Friday, February 3, 2017

Friends


I have always supported the commonplace view that birds of a feather flock together. People of agreeable disposition tend to gravitate to each other for the sheer pleasure of it and out of mutual respect. Less agreeable people, and I know the description is subjective, tend to do the same. They gather for a time to complain, bleat and generally bemoan the fact that the rest of the world does not share their opinions (which they inevitably state as gospel) and indeed won’t take them seriously.
I think you know the type.
The distinction between the two groups is that generally within the first group friendships ensue and endure; for the second, such friendships are rare—ultimately even mutual malcontents get sick of each other. Loyalty rather than self-interest is not a strong point for this group.
I have been thinking of this today because yesterday was Facebook Friends Day and because a group of my friends is in some serious strife resulting in them being vilified and judged. Some of those who have been most vitriolic in this instance are, in my view, very much in the second group and a second commonplace saying “those who throw stones…” comes to mind.
What my friends may or may not have done is not for me to judge. There are those more professionally qualified than I to do that, and to their credit they do so based on what is put before them and not on conjecture, assumption and envy.
My only judgement, the only one I am qualified to make, is whether my friends should remain my friends. I have made the decision that they should do so. In fact, I never seriously considered otherwise.

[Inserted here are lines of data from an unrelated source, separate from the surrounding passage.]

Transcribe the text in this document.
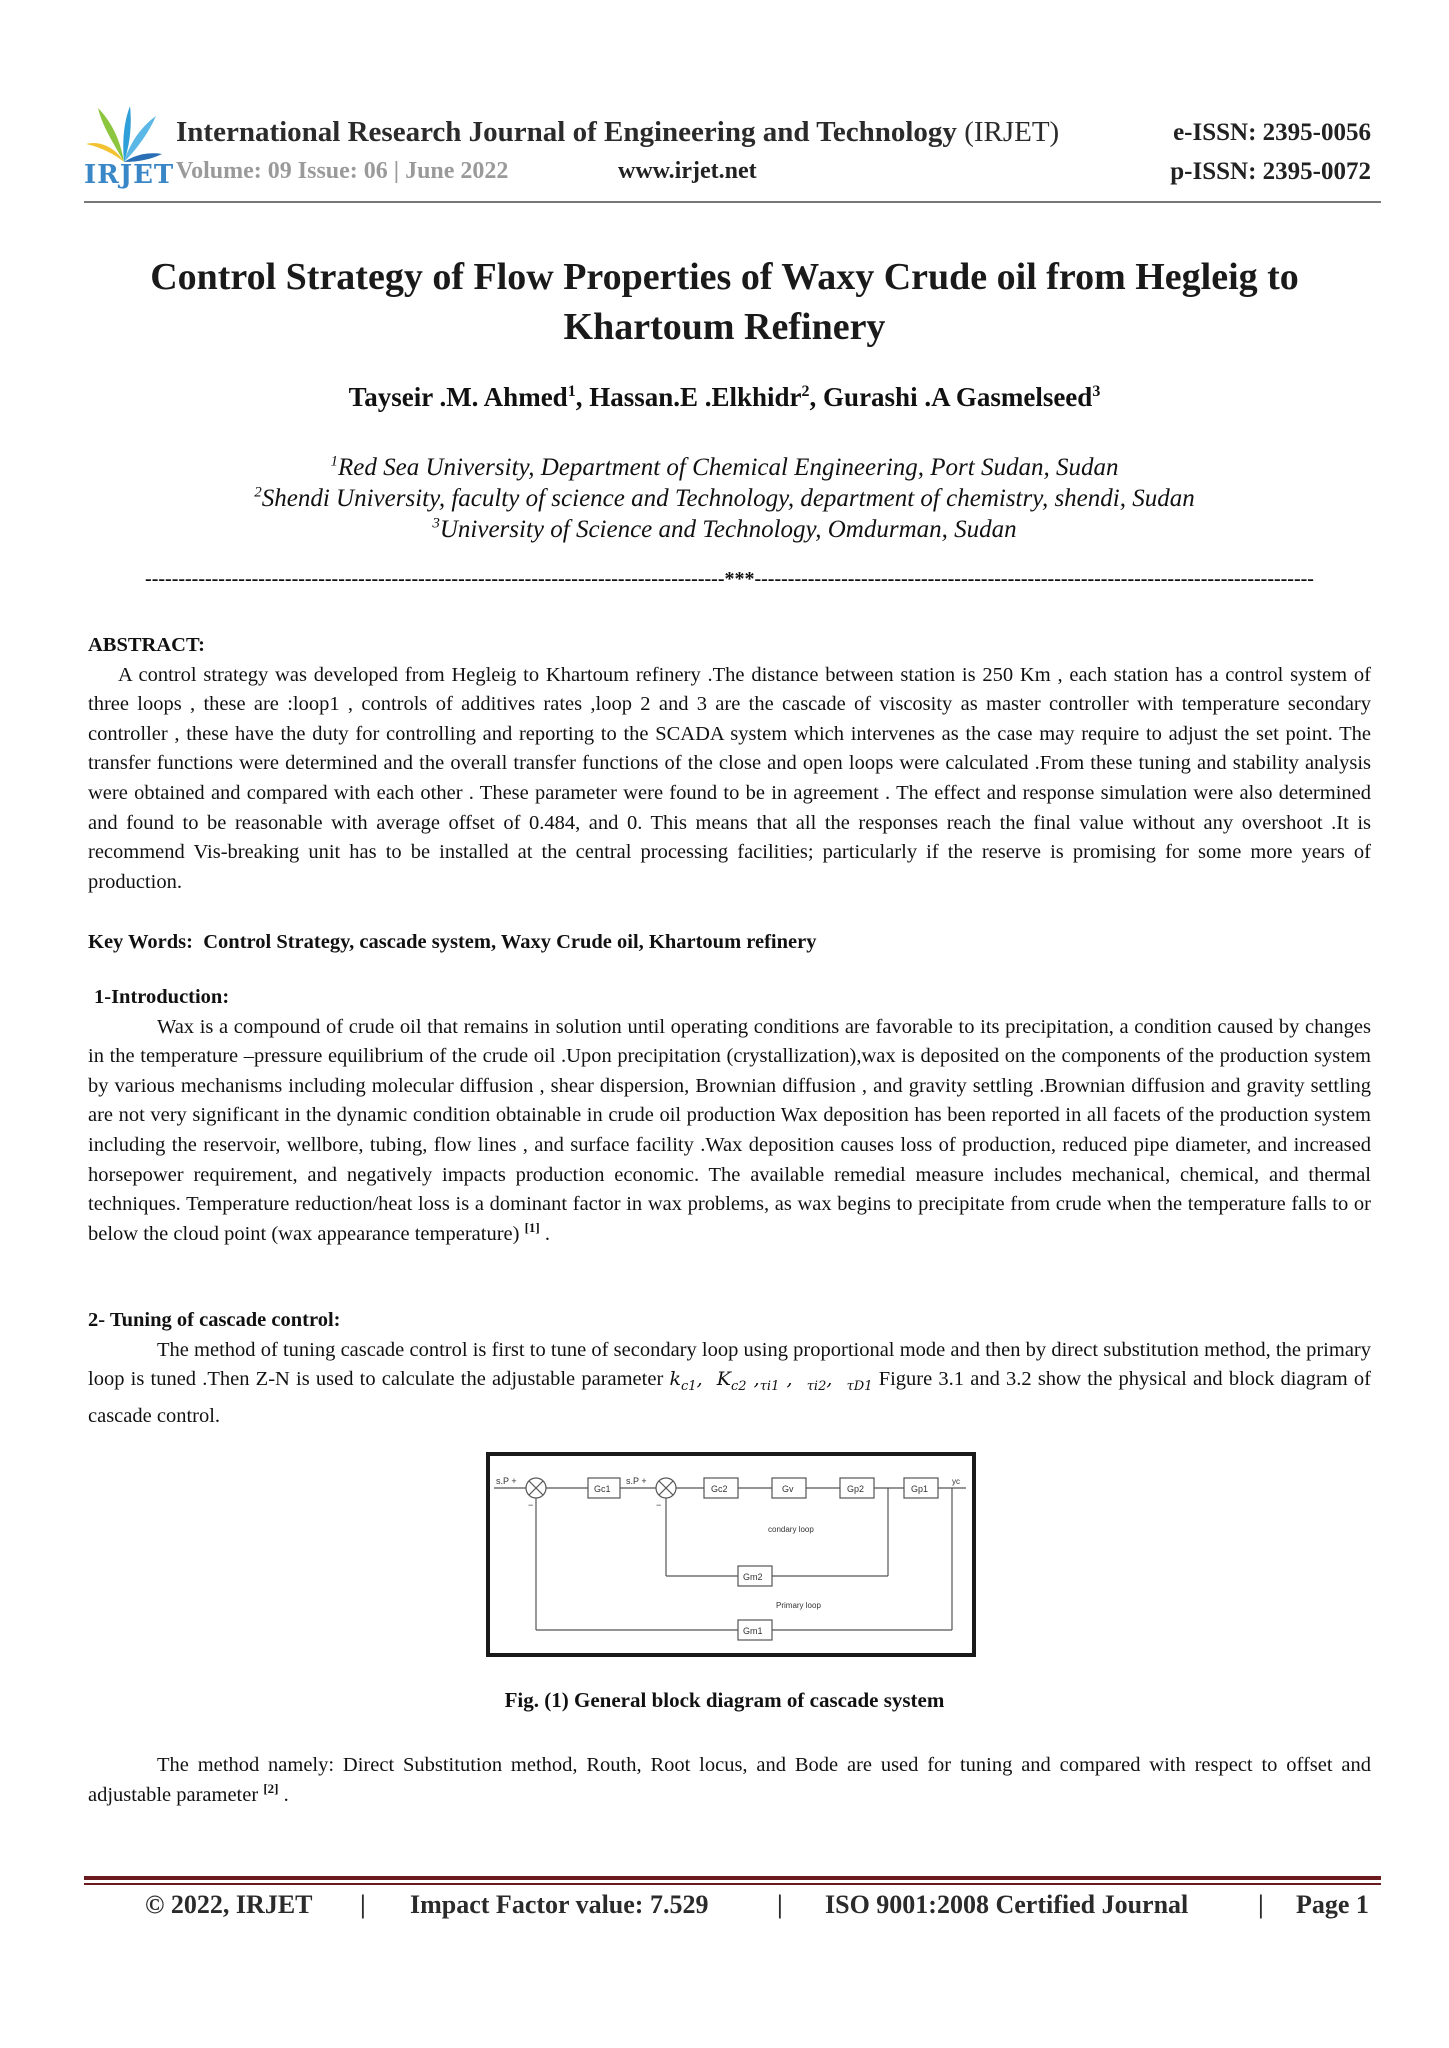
IRJET
International Research Journal of Engineering and Technology (IRJET)
Volume: 09 Issue: 06 | June 2022	www.irjet.net
e-ISSN: 2395-0056
p-ISSN: 2395-0072
Control Strategy of Flow Properties of Waxy Crude oil from Hegleig to
Khartoum Refinery
Tayseir .M. Ahmed$^1$, Hassan.E .Elkhidr$^2$, Gurashi .A Gasmelseed$^3$
$^1$Red Sea University, Department of Chemical Engineering, Port Sudan, Sudan
$^2$Shendi University, faculty of science and Technology, department of chemistry, shendi, Sudan
$^3$University of Science and Technology, Omdurman, Sudan
---------------------------------------------------------------------------------------***------------------------------------------------------------------------------------
ABSTRACT:
A control strategy was developed from Hegleig to Khartoum refinery .The distance between station is 250 Km , each station has a control system of three loops , these are :loop1 , controls of additives rates ,loop 2 and 3 are the cascade of viscosity as master controller with temperature secondary controller , these have the duty for controlling and reporting to the SCADA system which intervenes as the case may require to adjust the set point. The transfer functions were determined and the overall transfer functions of the close and open loops were calculated .From these tuning and stability analysis were obtained and compared with each other . These parameter were found to be in agreement . The effect and response simulation were also determined and found to be reasonable with average offset of 0.484, and 0. This means that all the responses reach the final value without any overshoot .It is recommend Vis-breaking unit has to be installed at the central processing facilities; particularly if the reserve is promising for some more years of production.
Key Words: Control Strategy, cascade system, Waxy Crude oil, Khartoum refinery
1-Introduction:
Wax is a compound of crude oil that remains in solution until operating conditions are favorable to its precipitation, a condition caused by changes in the temperature –pressure equilibrium of the crude oil .Upon precipitation (crystallization),wax is deposited on the components of the production system by various mechanisms including molecular diffusion , shear dispersion, Brownian diffusion , and gravity settling .Brownian diffusion and gravity settling are not very significant in the dynamic condition obtainable in crude oil production Wax deposition has been reported in all facets of the production system including the reservoir, wellbore, tubing, flow lines , and surface facility .Wax deposition causes loss of production, reduced pipe diameter, and increased horsepower requirement, and negatively impacts production economic. The available remedial measure includes mechanical, chemical, and thermal techniques. Temperature reduction/heat loss is a dominant factor in wax problems, as wax begins to precipitate from crude when the temperature falls to or below the cloud point (wax appearance temperature) [1] .
2- Tuning of cascade control:
The method of tuning cascade control is first to tune of secondary loop using proportional mode and then by direct substitution method, the primary loop is tuned .Then Z-N is used to calculate the adjustable parameter $k_{c1}$,  $K_{c2}$ $,_{\tau i1}$ ,  $_{\tau i2}$,  $_{\tau D1}$ Figure 3.1 and 3.2 show the physical and block diagram of cascade control.
s.P +	s.P +
−	−
Gc1	Gc2	Gv	Gp2	Gp1
Gm2
Gm1
yc
condary loop
Primary loop
Fig. (1) General block diagram of cascade system
The method namely: Direct Substitution method, Routh, Root locus, and Bode are used for tuning and compared with respect to offset and adjustable parameter [2] .
© 2022, IRJET | Impact Factor value: 7.529	| ISO 9001:2008 Certified Journal	| Page 1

They were my friends yesterday and nothing so far presented to me suggests that will change tomorrow.
Yet the suggestion can be made that in making my decision I, somewhat ironically, lack judgement.
I have little time for that, and for one compelling reason: people who imply that, do not understand friendship. Friendship is not finite but nor is flimsy. It is not vacuous; it is not a whim; it is not shredded by circumstance, and a strong and genuine friendship does not—I repeat—does not make you vulnerable. Instead it lifts you, consoles you, accommodates you, strengthens you, and, in many ways, makes you.
So, here’s to friends. They and loyalty are for now and forever our saving graces.
And no matter what else is happening in the world at this time, nothing, but nothing, can Trump that.